«Adesso cambiamo tattica, adesso le cose ce le prendiamo per forza e poi vediamo cosa succede», queste le parole proferite urlando da Vittorio Boiocchi, il capo ultras ucciso la scorsa settimana, ad un dirigente dell’Inter, “colpevole” di non averlo avvisato, a gennaio 2020, dell’arrivo del neo acquisto Young all’aeroporto, dove la Curva avrebbe dato il suo benvenuto. Una telefonata intercettata, riportata dal Corriere della Sera, che mostra o meglio conferma quanto i rapporti fra la dirigenza meneghina e gli ultras dello stesso club fossero tesi. Ma nessuna collusione: la Digos e la procura di Milano avevano indagato quattro dirigenti interisti per il reato di associazione a delinquere, ma alla fine l’inchiesta venne archiviata, anzi i quattro «erano in realtà vittime del comportamento minaccioso ed estorsivo dei capi dei tifosi e quindi semmai persone offese dei reati», così come fatto sapere dal gip Guido Salvini.
Nessuna collaborazione quindi ma al massimo, scrive il pm nella richiesta di archiviazione «una minimizzazione di un problema che da anni affligge le squadre di A pressate da soggetti che si autodefiniscono tifosi/ultras, ma che in realtà per finalità essenzialmente personali esercitano un vero e proprio potere di ricatto nei confronti dei dirigenti. Devono riuscire a gestirle – aggiunge ancora il pubblico ministero – senza incorrere in violazione della normativa vigente, rispondere alla proprietà che, ovviamente, almeno a parole, non intende cedere alle suddette richieste, e alle autorità incaricate della gestione dell’ordine pubblico». E ancora: «Un dirigente ha riferito di subire la pressione psicologica derivante dalla caratura criminale di alcuni esponenti, in particolare di Boiocchi» e di temere «che la mancata soddisfazione delle loro richieste si potesse trasformare in comportamenti della Curva quali cori offensivi, lanci di monetine, accensione di fumogeni durante le partite, nocivi per la società». Eppure le pressioni della Curva, sottolinea il Corriere della Sera, ci sono e sono evidenti, soprattutto sulla vendita dei biglietti «che venivano poi parzialmente rivenduti a prezzi maggiorati con una sorta di “bagarinaggio”», ma anche l’organizzazione delle trasferte e gli ingressi allo stadio.

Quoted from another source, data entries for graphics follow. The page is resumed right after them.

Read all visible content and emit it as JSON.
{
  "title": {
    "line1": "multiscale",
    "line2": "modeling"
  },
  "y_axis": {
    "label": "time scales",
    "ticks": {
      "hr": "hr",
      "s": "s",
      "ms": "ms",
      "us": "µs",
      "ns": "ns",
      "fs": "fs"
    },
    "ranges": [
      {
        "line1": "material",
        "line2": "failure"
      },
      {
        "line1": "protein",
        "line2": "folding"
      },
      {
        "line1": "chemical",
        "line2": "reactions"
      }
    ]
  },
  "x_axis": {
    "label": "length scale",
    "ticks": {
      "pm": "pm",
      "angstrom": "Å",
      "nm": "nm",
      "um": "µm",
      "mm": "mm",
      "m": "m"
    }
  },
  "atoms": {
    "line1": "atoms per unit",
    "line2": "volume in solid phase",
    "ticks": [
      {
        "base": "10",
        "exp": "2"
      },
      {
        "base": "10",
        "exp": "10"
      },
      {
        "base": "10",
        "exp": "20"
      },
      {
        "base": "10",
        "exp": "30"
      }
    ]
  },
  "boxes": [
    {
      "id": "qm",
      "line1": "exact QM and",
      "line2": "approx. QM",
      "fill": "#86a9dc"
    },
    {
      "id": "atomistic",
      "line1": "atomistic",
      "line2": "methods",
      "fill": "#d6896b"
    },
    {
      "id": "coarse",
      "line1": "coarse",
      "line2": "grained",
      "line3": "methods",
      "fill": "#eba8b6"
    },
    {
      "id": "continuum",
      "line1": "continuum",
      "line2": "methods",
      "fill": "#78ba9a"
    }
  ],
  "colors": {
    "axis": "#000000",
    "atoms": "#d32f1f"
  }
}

VITTORIO BOIOCCHI E LE ALTRE INTERCETTAZIONI CHOC DEI CAPI ULTRAS: LE MINACCE ALLA DIRIGENZA INTER
Fatti evidenti che emergono sempre da intercettazioni, come quando in assenza di un numero di tagliandi richiesti per la trasferta del Lecce, un capo ultras si rivolge così al dirigente interista «Allora io vado giù con 200 persone senza biglietto». Non è facile neanche riscuotere i crediti degli abbonamenti venduti(«Io gli ho detto, i tempi non li detti tu», ma anche «Non mi vogliono vedere perché prendo il martello e gli sfondo la testa con un martello a sto co…», dopo che un capo ultras aveva scoperto che non erano permessi cambi di nome sui biglietti e perchè non c’era un abbonamento gratis a don Mazzi.
Fra le intercettazioni anche quella di apertura, in cui Boiocchi si dice infuriato per non essere stato avvisato dell’arrivo di Young in aeroporto: «Ma che c… sta succedendo che noi non sappiamo come e quando arrivano i giocatori». Risposta dall’Inter: «Ma io non posso mica dirvelo…». E controreplica «Adesso cambiamo tattica: adesso le cose ce le prendiamo per forza». Per il pm Lesti «anche la dirigenza interista era vittima del comportamento estorsivo dei capi tifosi, che li utilizzava esclusivamente per il raggiungimento di finalità di prestigio personale quando non di mero profitto privato».